Taking a Break From Freelancing
Freelancing seems like a dream come true — you call all the shots and have the freedom to do work according to your own time.
Unfortunately, being your own boss can be a curse as well. On one hand, you could have so many projects lined up that you have to work all-nighters just to meet the deadlines. On the other, business might be drying up and you’re sucked into working every single day to pay the bills, wondering when the next paycheck will come.
Over time, you start producing substandard work due to loss of motivation, resulting in unhappy clients who won’t hesitant to leave you for your competitors. You then have to work even more hours to keep your business afloat. It’s a downward spiral into stress and depression.
In the end, you realize that you have devoted all your available time to earning money — so much so that you miss out on the simpler things in life. Freelancing is no longer about passion for you, and has become no different than an office job. Even worse, with no set hours, there’s nothing to stop you from overworking and burning yourself out.
Understand that you’re no good to anyone or anything without first and foremost being good to yourself and your well-being. Remember, the reason you went into freelancing is for the independence and the flexibility to manage your own time — including knowing when to take a break. And it doesn’t have to be a vacation; even a few minutes from your workstation will do wonders for your physical and mental health.
In your daily schedule, consider taking a break in the afternoon. By dividing the day in half, tasks will seem more manageable. You should also take a few minutes of rest after every few hours of working to recharge your body and mind.
However, taking a break doesn’t mean you lounge in your couch and do nothing. Instead, consider an activity such as exercise. Working up a sweat alleviates your stress levels, improves your overall brain performance, boosts creativity and gives you a happy buzz by releasing endorphins to your brain.
Meditation is also an effective way to achieve peace of mind, greater focus and creativity. It only takes a few minutes every day, but the benefits can be life changing. If you want to learn more about meditation, be sure to check out The Meditation Beginner’s Bible.
The bottom line is that you incorporate activities into your daily routine that are beneficial to your well-being.
It’s easy to fall into the trap of working every single day of the week, and use weekends as time to push yourself ahead of deadlines. However, there is a reason why many institutions follow the typical workweek and weekend. The two days of rest recharges your brain and body, boosting your productivity in the long run.
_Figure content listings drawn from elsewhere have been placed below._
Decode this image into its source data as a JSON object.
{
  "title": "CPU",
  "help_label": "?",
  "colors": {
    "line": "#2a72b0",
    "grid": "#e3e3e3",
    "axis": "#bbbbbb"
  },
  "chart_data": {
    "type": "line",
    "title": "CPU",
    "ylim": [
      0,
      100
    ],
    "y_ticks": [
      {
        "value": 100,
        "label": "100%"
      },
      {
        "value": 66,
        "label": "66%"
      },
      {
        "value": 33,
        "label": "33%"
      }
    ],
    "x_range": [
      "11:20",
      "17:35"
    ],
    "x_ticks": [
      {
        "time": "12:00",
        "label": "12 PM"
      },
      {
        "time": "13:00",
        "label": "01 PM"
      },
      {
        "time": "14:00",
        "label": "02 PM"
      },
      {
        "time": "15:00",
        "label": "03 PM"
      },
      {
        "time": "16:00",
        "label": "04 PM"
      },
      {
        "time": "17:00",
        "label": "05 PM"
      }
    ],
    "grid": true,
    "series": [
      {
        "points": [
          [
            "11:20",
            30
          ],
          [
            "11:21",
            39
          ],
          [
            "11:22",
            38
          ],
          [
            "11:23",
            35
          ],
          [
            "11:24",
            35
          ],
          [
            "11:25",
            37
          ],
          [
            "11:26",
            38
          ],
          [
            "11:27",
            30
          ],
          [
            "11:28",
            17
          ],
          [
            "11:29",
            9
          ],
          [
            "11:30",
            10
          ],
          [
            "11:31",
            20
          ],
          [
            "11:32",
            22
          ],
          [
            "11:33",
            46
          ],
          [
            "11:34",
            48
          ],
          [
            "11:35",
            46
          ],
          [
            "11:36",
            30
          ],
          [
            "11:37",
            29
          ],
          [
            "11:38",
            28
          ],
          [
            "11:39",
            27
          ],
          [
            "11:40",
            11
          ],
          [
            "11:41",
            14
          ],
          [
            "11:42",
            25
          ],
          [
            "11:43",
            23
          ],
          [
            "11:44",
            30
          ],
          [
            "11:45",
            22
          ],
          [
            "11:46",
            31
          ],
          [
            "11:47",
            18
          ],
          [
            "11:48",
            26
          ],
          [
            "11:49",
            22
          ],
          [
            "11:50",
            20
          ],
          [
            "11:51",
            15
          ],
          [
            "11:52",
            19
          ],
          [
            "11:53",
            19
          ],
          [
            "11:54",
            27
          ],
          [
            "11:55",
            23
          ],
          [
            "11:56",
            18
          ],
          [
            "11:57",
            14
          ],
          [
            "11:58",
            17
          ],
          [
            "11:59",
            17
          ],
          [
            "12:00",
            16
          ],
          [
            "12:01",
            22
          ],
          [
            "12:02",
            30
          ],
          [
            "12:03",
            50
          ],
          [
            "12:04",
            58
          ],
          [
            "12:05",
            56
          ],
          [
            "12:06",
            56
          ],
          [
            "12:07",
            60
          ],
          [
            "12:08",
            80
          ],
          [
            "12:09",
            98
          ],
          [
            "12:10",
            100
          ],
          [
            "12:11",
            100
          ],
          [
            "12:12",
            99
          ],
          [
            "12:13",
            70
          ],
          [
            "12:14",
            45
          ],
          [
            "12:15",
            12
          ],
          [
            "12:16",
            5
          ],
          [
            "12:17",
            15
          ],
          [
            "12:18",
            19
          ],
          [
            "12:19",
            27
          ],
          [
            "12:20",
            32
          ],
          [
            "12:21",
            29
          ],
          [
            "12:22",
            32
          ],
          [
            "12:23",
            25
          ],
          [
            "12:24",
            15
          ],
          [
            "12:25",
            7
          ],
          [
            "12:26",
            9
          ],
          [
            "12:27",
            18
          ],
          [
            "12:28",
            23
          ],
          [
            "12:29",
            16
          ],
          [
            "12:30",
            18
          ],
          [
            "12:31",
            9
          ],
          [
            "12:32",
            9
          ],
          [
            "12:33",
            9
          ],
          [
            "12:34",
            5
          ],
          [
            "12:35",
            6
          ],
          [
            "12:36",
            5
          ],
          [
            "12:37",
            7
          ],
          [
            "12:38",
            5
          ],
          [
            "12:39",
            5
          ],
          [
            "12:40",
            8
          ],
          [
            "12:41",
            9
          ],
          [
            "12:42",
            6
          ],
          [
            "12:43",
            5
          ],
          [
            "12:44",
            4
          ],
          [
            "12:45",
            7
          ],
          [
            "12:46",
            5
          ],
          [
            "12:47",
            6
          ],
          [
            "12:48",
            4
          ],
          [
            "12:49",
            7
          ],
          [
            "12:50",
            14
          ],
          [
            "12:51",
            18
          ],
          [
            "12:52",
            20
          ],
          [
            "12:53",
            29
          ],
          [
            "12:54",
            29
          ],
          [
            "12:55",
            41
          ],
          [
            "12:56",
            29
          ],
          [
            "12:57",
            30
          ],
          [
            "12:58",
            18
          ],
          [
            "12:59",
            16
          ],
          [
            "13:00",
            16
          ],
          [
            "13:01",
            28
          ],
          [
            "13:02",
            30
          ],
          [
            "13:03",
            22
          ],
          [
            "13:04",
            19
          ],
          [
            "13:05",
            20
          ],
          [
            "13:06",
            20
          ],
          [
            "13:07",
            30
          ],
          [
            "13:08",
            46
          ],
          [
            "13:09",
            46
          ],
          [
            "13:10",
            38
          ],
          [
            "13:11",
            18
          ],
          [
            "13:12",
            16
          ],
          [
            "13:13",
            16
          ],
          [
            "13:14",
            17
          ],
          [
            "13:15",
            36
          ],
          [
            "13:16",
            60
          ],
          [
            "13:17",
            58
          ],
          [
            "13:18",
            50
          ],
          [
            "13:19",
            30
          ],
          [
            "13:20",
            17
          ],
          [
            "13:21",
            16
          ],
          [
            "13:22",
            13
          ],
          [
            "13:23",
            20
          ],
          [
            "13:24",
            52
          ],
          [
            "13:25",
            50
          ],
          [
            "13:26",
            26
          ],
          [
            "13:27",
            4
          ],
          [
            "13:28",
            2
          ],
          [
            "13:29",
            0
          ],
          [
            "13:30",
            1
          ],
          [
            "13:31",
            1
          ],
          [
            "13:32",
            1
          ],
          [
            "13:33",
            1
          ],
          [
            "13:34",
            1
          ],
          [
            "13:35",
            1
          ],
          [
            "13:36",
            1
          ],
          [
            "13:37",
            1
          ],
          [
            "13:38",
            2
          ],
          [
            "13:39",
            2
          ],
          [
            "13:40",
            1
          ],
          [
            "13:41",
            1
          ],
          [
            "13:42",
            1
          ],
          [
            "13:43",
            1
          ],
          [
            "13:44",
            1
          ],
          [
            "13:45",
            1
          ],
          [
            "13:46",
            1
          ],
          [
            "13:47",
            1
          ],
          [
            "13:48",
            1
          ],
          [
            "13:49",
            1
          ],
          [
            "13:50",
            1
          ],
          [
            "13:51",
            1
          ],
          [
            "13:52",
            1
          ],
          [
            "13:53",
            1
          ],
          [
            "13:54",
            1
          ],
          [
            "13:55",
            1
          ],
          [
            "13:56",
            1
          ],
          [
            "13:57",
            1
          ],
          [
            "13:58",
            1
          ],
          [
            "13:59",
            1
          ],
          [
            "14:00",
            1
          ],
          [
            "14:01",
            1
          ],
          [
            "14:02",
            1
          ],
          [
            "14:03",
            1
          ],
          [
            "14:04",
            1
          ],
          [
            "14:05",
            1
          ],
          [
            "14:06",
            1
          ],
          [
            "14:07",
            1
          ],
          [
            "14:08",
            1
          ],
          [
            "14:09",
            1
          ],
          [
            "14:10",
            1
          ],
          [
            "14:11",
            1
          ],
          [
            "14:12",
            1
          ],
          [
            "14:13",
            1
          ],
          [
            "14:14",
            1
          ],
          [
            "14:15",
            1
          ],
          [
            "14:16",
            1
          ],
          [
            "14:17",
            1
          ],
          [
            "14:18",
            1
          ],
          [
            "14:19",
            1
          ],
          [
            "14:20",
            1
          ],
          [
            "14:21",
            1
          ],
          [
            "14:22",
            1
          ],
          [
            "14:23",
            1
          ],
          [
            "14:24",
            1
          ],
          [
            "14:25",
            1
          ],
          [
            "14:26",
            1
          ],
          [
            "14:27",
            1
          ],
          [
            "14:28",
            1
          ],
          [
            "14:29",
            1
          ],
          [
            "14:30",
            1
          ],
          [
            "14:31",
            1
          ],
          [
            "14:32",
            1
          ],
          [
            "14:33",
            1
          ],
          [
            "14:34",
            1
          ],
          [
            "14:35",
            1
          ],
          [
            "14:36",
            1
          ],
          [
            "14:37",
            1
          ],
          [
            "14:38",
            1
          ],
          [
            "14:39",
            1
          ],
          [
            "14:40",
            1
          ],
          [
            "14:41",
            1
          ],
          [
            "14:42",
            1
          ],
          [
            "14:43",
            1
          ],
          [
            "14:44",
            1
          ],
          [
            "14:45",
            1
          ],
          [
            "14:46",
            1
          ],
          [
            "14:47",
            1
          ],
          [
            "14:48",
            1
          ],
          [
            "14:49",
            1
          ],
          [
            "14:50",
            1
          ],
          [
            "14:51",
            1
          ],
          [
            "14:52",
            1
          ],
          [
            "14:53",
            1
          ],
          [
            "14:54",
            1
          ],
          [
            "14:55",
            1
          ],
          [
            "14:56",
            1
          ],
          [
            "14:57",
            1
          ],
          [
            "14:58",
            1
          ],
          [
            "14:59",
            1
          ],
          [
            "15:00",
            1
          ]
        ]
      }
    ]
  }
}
Consider taking weekends off to spend time with friends and family. Since you usually work alone as a freelancer, it’s important to maintain healthy social relationships so you don’t get shut out from the outside world. Your loved ones can also provide an listening ear and encourage you when you’re down.
Even if weekends aren’t an option for you, make sure to have at least have one rest day every week.
No graphic designer can work 365 days a year and still churn out great designs. The same goes for you. It’s important to schedule out periods of time in a year for vacations — just be sure to let your clients know in advance that you will be away and unreachable. Planning ahead also gives you something to look forward to, giving you the motivation to finish your projects on time.
If you aren’t able to leave your work completely, you can do a working trip. After all, the beauty of freelancing is that you can work anytime and anywhere. However, inform your clients about your plans beforehand they know what to expect. In addition, consider a 80/20 approach: spend 80% of your time on vacation and 20% working on your projects.
It’s a good idea to have some savings so you don’t have to worry about money while on a vacation. As a cheaper alternative, consider staycations, which are holidays spent locally instead of abroad. A staycation is not only inexpensive, but also involves less planning and travel stress, while providing the same benefits as a vacation.
It’s never a bad idea to try out activities and explore places that will inspire you as a graphic designer, whether you’re on a vacation or staycation. For a start, design museums are great to get your creative juices flowing.
With all the suggestions above, the important takeaway is that you give yourself some time to relax and regroup. Learning to take a break from freelancing goes a long way to ensure success in your career by improving your productivity, mental health and creativity.
Work-life balance can be hard to achieve when you’re your own boss. However, sometimes you just have to put your work aside, and set boundaries with clients that they would respect in order to get your life back.
In another situation, a client might be so difficult to deal with that you just want to give up. Here is when you should take a break and reassess your priorities. Emotions can get in the way of professionalism, and you don’t want to do or say things that will cost you a valuable relationship.
There will also be times when life just doesn’t go your way. You might have had an argument with a loved one or suffered a personal tragedy. When you’re emotionally unstable, it’s impossible to do good work. Taking a break will calm your nerves and realign your mindset.
At the same time, you have to differentiate between taking a break and procrastination. While it’s important to relax, the way to success is to keep moving forward. Ultimately, you have the responsibility to meet deadlines, manage your time, avoid procrastination, and take enough breaks so you don’t burn yourself out.
Taking a break is very important to your long-term success as a freelance graphic designer. With discipline and the right attitude, you will be able to work hard and play hard whenever and wherever.